"I don't think [Nick Clegg] knows what will hit him. The constitution is like the Bermuda triangle" - Lord Hennessy
After Lib Dem leader Nick Clegg agreed to take his party into coalition with the Conservatives, he pledged to bring in "the biggest shake-up of our democracy since 1832".
In government, he became the deputy prime minister with special responsibility for political and constitutional reform. So how are his plans progressing?
Mr Clegg says the current system, where the timing of elections is largely left to the whim of the sitting prime minister, can leave governments "distorted, paralysed, hobbled and handicapped". Legislation paving the way for fixed terms of five years has cleared the Commons but now faces a torrid passage through the Lords, with peers arguing emphatically that four years would be more appropriate.
At Mr Clegg's instigation, voters went to the polls on 5 May 2011, in only the second nationwide referendum in the UK's history, to decide on whether to stick with first past the post, the current system used to elect MPs, or switch to the alternative vote (AV), a system where candidates may be ranked in order of preference.
The move was overwhelmingly rejected.
The bill that allows for the referendum - the Parliamentary Voting System and Constituencies Bill - also dramatically changes the size and number of UK parliamentary constituencies.

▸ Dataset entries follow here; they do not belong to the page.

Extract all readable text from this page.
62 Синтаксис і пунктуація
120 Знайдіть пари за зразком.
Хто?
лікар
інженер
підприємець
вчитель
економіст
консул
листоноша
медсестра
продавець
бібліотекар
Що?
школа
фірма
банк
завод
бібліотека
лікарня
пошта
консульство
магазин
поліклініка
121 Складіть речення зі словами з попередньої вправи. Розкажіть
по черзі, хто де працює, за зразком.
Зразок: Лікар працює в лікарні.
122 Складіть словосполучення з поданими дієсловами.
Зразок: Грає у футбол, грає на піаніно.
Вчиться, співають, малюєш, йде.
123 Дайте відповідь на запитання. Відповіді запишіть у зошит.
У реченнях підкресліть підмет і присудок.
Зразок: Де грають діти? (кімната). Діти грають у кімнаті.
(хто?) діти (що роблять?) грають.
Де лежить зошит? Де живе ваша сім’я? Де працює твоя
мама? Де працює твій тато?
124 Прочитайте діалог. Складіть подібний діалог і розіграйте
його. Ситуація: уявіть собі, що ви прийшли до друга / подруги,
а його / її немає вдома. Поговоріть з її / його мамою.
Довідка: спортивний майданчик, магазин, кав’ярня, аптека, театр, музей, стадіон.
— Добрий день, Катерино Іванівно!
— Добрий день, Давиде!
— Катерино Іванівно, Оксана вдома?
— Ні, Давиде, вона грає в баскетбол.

As a result of these changes, there will be 600 MPs - 50 fewer than now - representing a number of constituents that will not be allowed to vary by more than 5% around an average of about 76,000.
In 2010, some constituencies deviated by more than 25% from the average. Four constituencies, all based on islands where enforcing this rule would be particularly impractical, will be exempt from the boundary review.
The coalition is committed to changing the make up of the Lords, from a wholly appointed chamber to a fully, or partly, elected chamber. Detailed plans have not yet been published.
Power of recall
In future, constituents will be able to recall MPs guilty of "serious wrongdoing", paving the way for a by-election. Full details of this plan, including the specific types of wrongdoing meant, are yet to be confirmed.
Targeting seats that have had the same MP for many years, the coalition document suggested voters should be able to choose the candidates standing at future general elections - rather than having their candidates foisted upon them by political parties. But this plan has since been ditched to save money.
MPs have approved legislation aiming to reaffirm parliamentary sovereignty over EU institutions and committing the government to hold a referendum on future EU treaty changes judged by ministers to represent "significant" transfers of power from Westminster to the EU. The bill now faces scrutiny in the Lords.
The government is pushing ahead with many of the recommendations of the Calman commission, handing more power over income tax to the Scottish Parliament and enabling Holyrood to borrow funds for the first time for capital investment projects.
Welsh Secretary Cheryl Gillan recently announced that the government plans to establish a Calman-like commission to assess the devolution settlement in Wales.